Delight = Surprise + [Results > Expectations]
People seem to be happy when we exceed their expectations. “Underpromise, overdeliver” is the mantra. However, people are delighted when they the additional element of surprise is added to this.
It’s possible to game happy but it’s a lot harder to game delight. You can make reduce expectations and cause upfront misery, and then exceed results after the customer has forgotten about this. E.g. “Your car won’t be ready until next week” when it will be ready tomorrow. People are able to adapt their expectations based on previous experiences, however, so that trick might only work once. See The Oatmeal comic above.
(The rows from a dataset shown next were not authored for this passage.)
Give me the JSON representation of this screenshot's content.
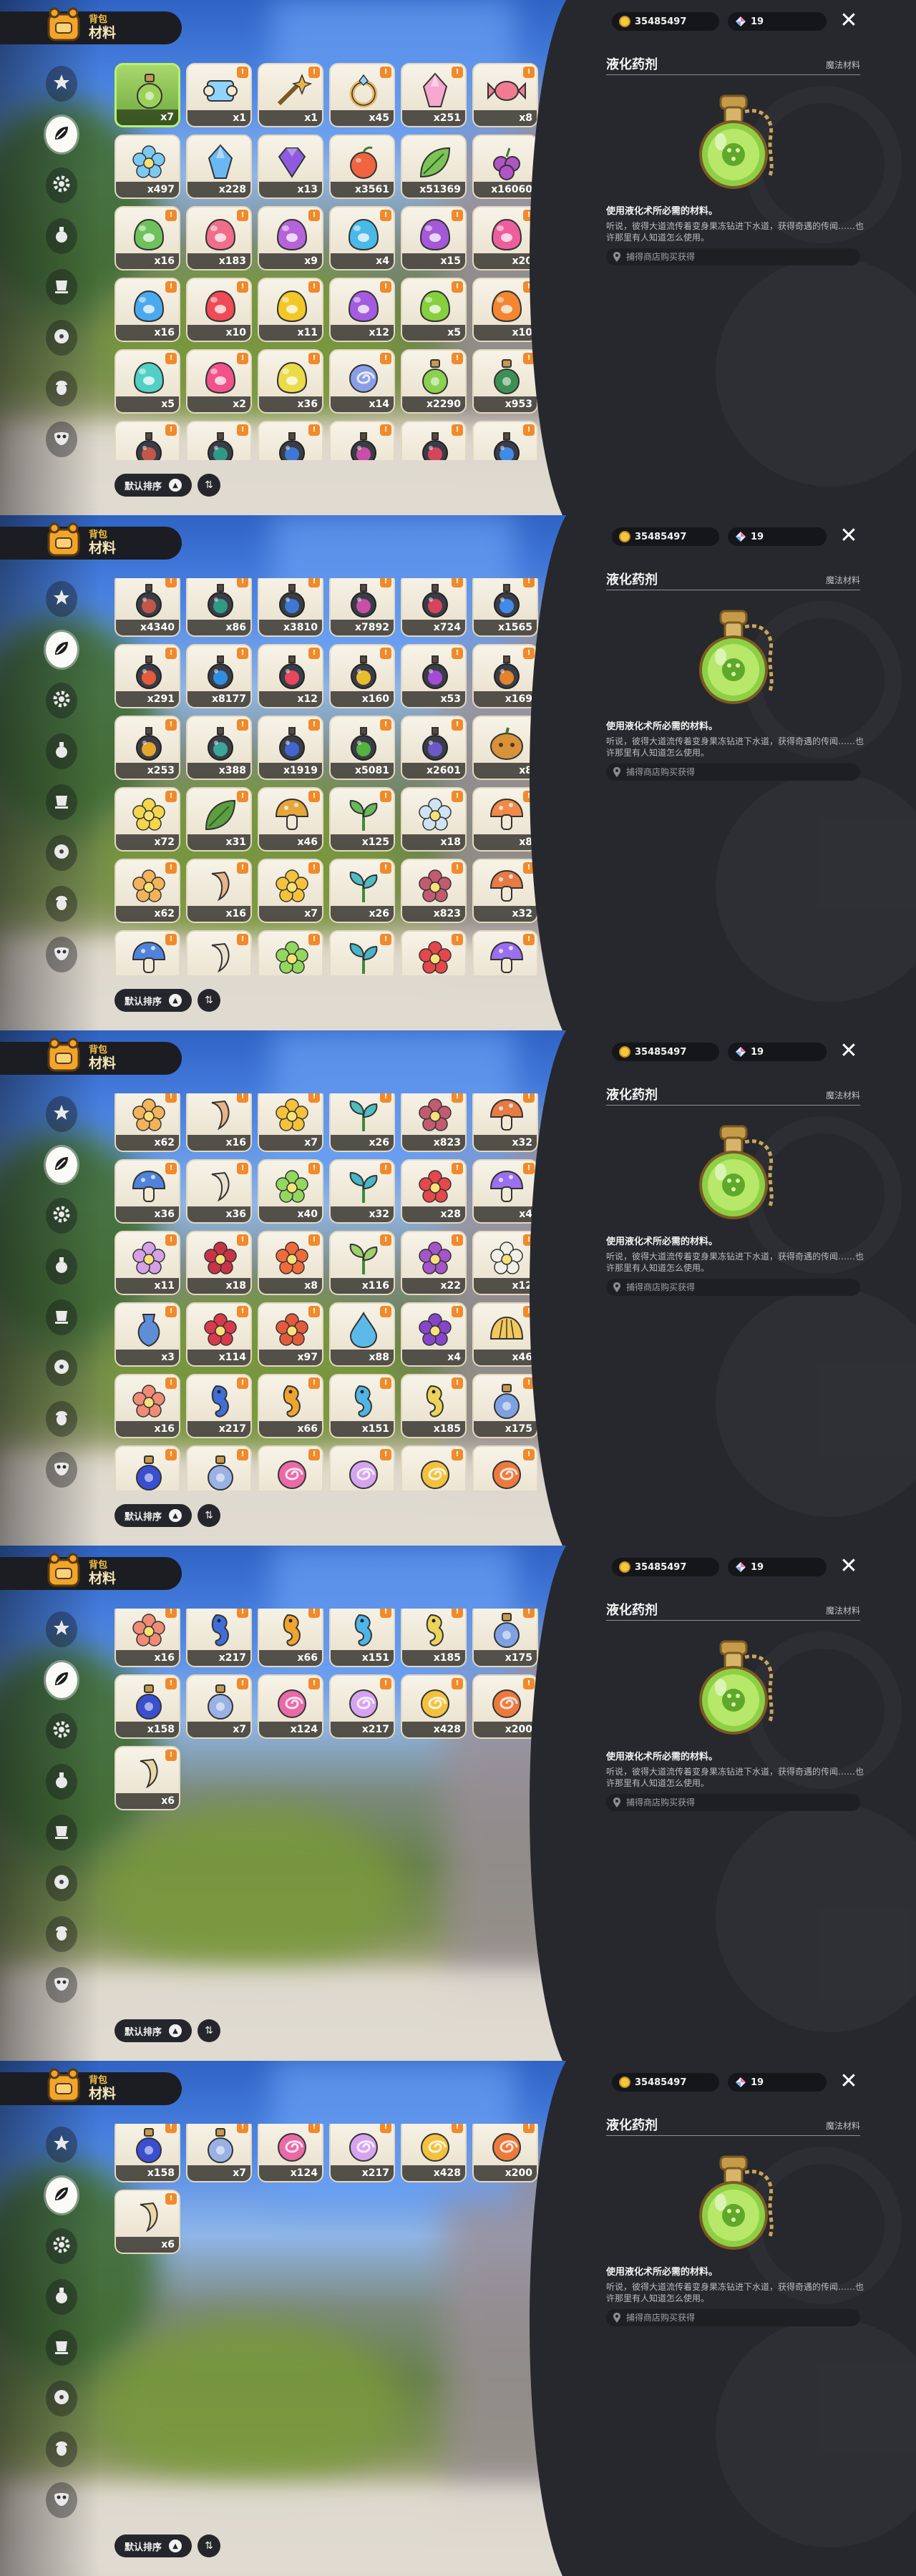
{
  "header": {
    "small_label": "背包",
    "title": "材料"
  },
  "currency": {
    "gold": "35485497",
    "gems": "19"
  },
  "detail": {
    "name": "液化药剂",
    "category": "魔法材料",
    "description": "使用液化术所必需的材料。",
    "lore": "听说，彼得大道流传着变身果冻钻进下水道，获得奇遇的传闻……也许那里有人知道怎么使用。",
    "source": "捕得商店购买获得"
  },
  "sort": {
    "label": "默认排序",
    "direction_glyph": "▲",
    "toggle_glyph": "⇅"
  },
  "sidebar_icons": [
    "star-icon",
    "leaf-icon",
    "gear-icon",
    "potion-icon",
    "cup-icon",
    "ball-icon",
    "acorn-icon",
    "mask-icon"
  ],
  "selected_tab": 1,
  "scroll_offsets": [
    0,
    5,
    9,
    13,
    14
  ],
  "colors": {
    "accent_selected": "#b7f26a",
    "new_tag": "#f08a2b",
    "panel": "#26282d"
  },
  "items": [
    {
      "count": "x7",
      "icon": "potion",
      "color": "#9bd15a",
      "tag": ""
    },
    {
      "count": "x1",
      "icon": "scroll",
      "color": "#8fd3ff",
      "tag": "!"
    },
    {
      "count": "x1",
      "icon": "wand",
      "color": "#e7b34b",
      "tag": "!"
    },
    {
      "count": "x45",
      "icon": "ring",
      "color": "#e5b96a",
      "tag": "!"
    },
    {
      "count": "x251",
      "icon": "crystal",
      "color": "#f6a6cf",
      "tag": "!"
    },
    {
      "count": "x8",
      "icon": "candy",
      "color": "#f07c8f",
      "tag": "!"
    },
    {
      "count": "x497",
      "icon": "flower",
      "color": "#7cc9f2",
      "tag": ""
    },
    {
      "count": "x228",
      "icon": "crystal",
      "color": "#6ab8f3",
      "tag": ""
    },
    {
      "count": "x13",
      "icon": "gem",
      "color": "#8e5be0",
      "tag": ""
    },
    {
      "count": "x3561",
      "icon": "fruit",
      "color": "#f0643f",
      "tag": ""
    },
    {
      "count": "x51369",
      "icon": "leaf",
      "color": "#7cc356",
      "tag": ""
    },
    {
      "count": "x16060",
      "icon": "berry",
      "color": "#b055c6",
      "tag": ""
    },
    {
      "count": "x16",
      "icon": "jelly",
      "color": "#6ec25c",
      "tag": "!"
    },
    {
      "count": "x183",
      "icon": "jelly",
      "color": "#f06e8a",
      "tag": "!"
    },
    {
      "count": "x9",
      "icon": "jelly",
      "color": "#b563d8",
      "tag": "!"
    },
    {
      "count": "x4",
      "icon": "jelly",
      "color": "#49b9e8",
      "tag": "!"
    },
    {
      "count": "x15",
      "icon": "jelly",
      "color": "#a459d8",
      "tag": "!"
    },
    {
      "count": "x20",
      "icon": "jelly",
      "color": "#ec5f9c",
      "tag": "!"
    },
    {
      "count": "x16",
      "icon": "jelly",
      "color": "#4aa9ef",
      "tag": "!"
    },
    {
      "count": "x10",
      "icon": "jelly",
      "color": "#ef4a55",
      "tag": "!"
    },
    {
      "count": "x11",
      "icon": "jelly",
      "color": "#f3c724",
      "tag": "!"
    },
    {
      "count": "x12",
      "icon": "jelly",
      "color": "#a35ce0",
      "tag": "!"
    },
    {
      "count": "x5",
      "icon": "jelly",
      "color": "#86cf3e",
      "tag": "!"
    },
    {
      "count": "x10",
      "icon": "jelly",
      "color": "#f4862f",
      "tag": "!"
    },
    {
      "count": "x5",
      "icon": "jelly",
      "color": "#53d0c6",
      "tag": "!"
    },
    {
      "count": "x2",
      "icon": "jelly",
      "color": "#f2528a",
      "tag": "!"
    },
    {
      "count": "x36",
      "icon": "jelly",
      "color": "#e9dc48",
      "tag": "!"
    },
    {
      "count": "x14",
      "icon": "swirl",
      "color": "#8a9ee8",
      "tag": "!"
    },
    {
      "count": "x2290",
      "icon": "potion",
      "color": "#8bd14f",
      "tag": "!"
    },
    {
      "count": "x953",
      "icon": "potion",
      "color": "#3e8f55",
      "tag": "!"
    },
    {
      "count": "x4340",
      "icon": "bomb",
      "color": "#c1574b",
      "tag": "!"
    },
    {
      "count": "x86",
      "icon": "bomb",
      "color": "#2f9a86",
      "tag": "!"
    },
    {
      "count": "x3810",
      "icon": "bomb",
      "color": "#3d79d4",
      "tag": "!"
    },
    {
      "count": "x7892",
      "icon": "bomb",
      "color": "#c84fa7",
      "tag": "!"
    },
    {
      "count": "x724",
      "icon": "bomb",
      "color": "#d6455d",
      "tag": "!"
    },
    {
      "count": "x1565",
      "icon": "bomb",
      "color": "#418be8",
      "tag": "!"
    },
    {
      "count": "x291",
      "icon": "bomb",
      "color": "#e55c3d",
      "tag": "!"
    },
    {
      "count": "x8177",
      "icon": "bomb",
      "color": "#2d8ee2",
      "tag": "!"
    },
    {
      "count": "x12",
      "icon": "bomb",
      "color": "#e8475d",
      "tag": "!"
    },
    {
      "count": "x160",
      "icon": "bomb",
      "color": "#e9be2c",
      "tag": "!"
    },
    {
      "count": "x53",
      "icon": "bomb",
      "color": "#a44bd7",
      "tag": "!"
    },
    {
      "count": "x169",
      "icon": "bomb",
      "color": "#e4832d",
      "tag": "!"
    },
    {
      "count": "x253",
      "icon": "bomb",
      "color": "#e4a62e",
      "tag": "!"
    },
    {
      "count": "x388",
      "icon": "bomb",
      "color": "#3aa69b",
      "tag": "!"
    },
    {
      "count": "x1919",
      "icon": "bomb",
      "color": "#4266cf",
      "tag": "!"
    },
    {
      "count": "x5081",
      "icon": "bomb",
      "color": "#54b43d",
      "tag": "!"
    },
    {
      "count": "x2601",
      "icon": "bomb",
      "color": "#6d58c8",
      "tag": "!"
    },
    {
      "count": "x8",
      "icon": "pumpkin",
      "color": "#d8933a",
      "tag": ""
    },
    {
      "count": "x72",
      "icon": "flower",
      "color": "#f3d64a",
      "tag": "!"
    },
    {
      "count": "x31",
      "icon": "leaf",
      "color": "#5c9e40",
      "tag": "!"
    },
    {
      "count": "x46",
      "icon": "mushroom",
      "color": "#e7a63b",
      "tag": "!"
    },
    {
      "count": "x125",
      "icon": "sprout",
      "color": "#69b85a",
      "tag": "!"
    },
    {
      "count": "x18",
      "icon": "flower",
      "color": "#cfe3f2",
      "tag": "!"
    },
    {
      "count": "x8",
      "icon": "mushroom",
      "color": "#f08a48",
      "tag": "!"
    },
    {
      "count": "x62",
      "icon": "flower",
      "color": "#f2b35a",
      "tag": "!"
    },
    {
      "count": "x16",
      "icon": "root",
      "color": "#e7b487",
      "tag": "!"
    },
    {
      "count": "x7",
      "icon": "flower",
      "color": "#f4c23b",
      "tag": "!"
    },
    {
      "count": "x26",
      "icon": "sprout",
      "color": "#4fbcc2",
      "tag": "!"
    },
    {
      "count": "x823",
      "icon": "flower",
      "color": "#c25b6f",
      "tag": "!"
    },
    {
      "count": "x32",
      "icon": "mushroom",
      "color": "#e77a45",
      "tag": "!"
    },
    {
      "count": "x36",
      "icon": "mushroom",
      "color": "#4f83db",
      "tag": "!"
    },
    {
      "count": "x36",
      "icon": "root",
      "color": "#e9e1cf",
      "tag": "!"
    },
    {
      "count": "x40",
      "icon": "flower",
      "color": "#92d85f",
      "tag": "!"
    },
    {
      "count": "x32",
      "icon": "sprout",
      "color": "#47b6c8",
      "tag": "!"
    },
    {
      "count": "x28",
      "icon": "flower",
      "color": "#e5474a",
      "tag": "!"
    },
    {
      "count": "x4",
      "icon": "mushroom",
      "color": "#9a6ff0",
      "tag": "!"
    },
    {
      "count": "x11",
      "icon": "flower",
      "color": "#d4a1e6",
      "tag": "!"
    },
    {
      "count": "x18",
      "icon": "flower",
      "color": "#c83347",
      "tag": "!"
    },
    {
      "count": "x8",
      "icon": "flower",
      "color": "#f16a3b",
      "tag": "!"
    },
    {
      "count": "x116",
      "icon": "sprout",
      "color": "#9fd06c",
      "tag": "!"
    },
    {
      "count": "x22",
      "icon": "flower",
      "color": "#a455c9",
      "tag": "!"
    },
    {
      "count": "x12",
      "icon": "flower",
      "color": "#f1f0e8",
      "tag": "!"
    },
    {
      "count": "x3",
      "icon": "vase",
      "color": "#5e8fd6",
      "tag": "!"
    },
    {
      "count": "x114",
      "icon": "flower",
      "color": "#d93a4b",
      "tag": "!"
    },
    {
      "count": "x97",
      "icon": "flower",
      "color": "#e35b3c",
      "tag": "!"
    },
    {
      "count": "x88",
      "icon": "drop",
      "color": "#5db9e8",
      "tag": "!"
    },
    {
      "count": "x4",
      "icon": "flower",
      "color": "#8646c9",
      "tag": "!"
    },
    {
      "count": "x46",
      "icon": "shell",
      "color": "#f2c95a",
      "tag": "!"
    },
    {
      "count": "x16",
      "icon": "flower",
      "color": "#ef8b76",
      "tag": "!"
    },
    {
      "count": "x217",
      "icon": "seahorse",
      "color": "#3f6ed6",
      "tag": "!"
    },
    {
      "count": "x66",
      "icon": "seahorse",
      "color": "#f0a42d",
      "tag": "!"
    },
    {
      "count": "x151",
      "icon": "seahorse",
      "color": "#4fb5e6",
      "tag": "!"
    },
    {
      "count": "x185",
      "icon": "seahorse",
      "color": "#ecd45a",
      "tag": "!"
    },
    {
      "count": "x175",
      "icon": "potion",
      "color": "#7fa1e2",
      "tag": "!"
    },
    {
      "count": "x158",
      "icon": "potion",
      "color": "#3a4fd0",
      "tag": "!"
    },
    {
      "count": "x7",
      "icon": "potion",
      "color": "#9ab1e5",
      "tag": "!"
    },
    {
      "count": "x124",
      "icon": "swirl",
      "color": "#e86aa7",
      "tag": "!"
    },
    {
      "count": "x217",
      "icon": "swirl",
      "color": "#d6a3f0",
      "tag": "!"
    },
    {
      "count": "x428",
      "icon": "swirl",
      "color": "#f2c23f",
      "tag": "!"
    },
    {
      "count": "x200",
      "icon": "swirl",
      "color": "#ec7a3e",
      "tag": "!"
    },
    {
      "count": "x6",
      "icon": "root",
      "color": "#e9d7a6",
      "tag": "!"
    }
  ]
}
Our expectations of flying are so low that when we get a WHOLE canwe’re delighted. You can’t do that often. The bean counters won’t like it.
Sometimes, it’s easy to delight when your whole industry or profession is maligned. A friendly police officer, a patient lawyer, a cheerful dentist — at the right time and place, the maligning can actually help delight. “Wow, you’re a nice person.”
It’s also possible to get lucky. You’ve hit a high demand industry with little competition where your costs are much less than what the market will pay, so you can use that margin to create an amazing experience. Or, circumstances align perfectly that the outcome is much better than the expectation. In that case Results ≫ Expectations.
But maybe it’s possible to delight by just adding surprise? Yes, results still have to be greater than expectations but maybe by an infinitesimally small increment. To be scalable, the surprise can be tangential to the result. For example, MailChimp delights by just having a button send a mail campaign by adding a quivering, sweaty monkey paw over a launch button.
The cost is negligible. You can make 1,000 versions of the above for very little dev work and customers might come back just to see these. The reason that this works is that the tangential surprise signals some thoughtfulness to the customer and that they are not being taken for granted.
In the end, happy customers will return but delighted customers will bring others.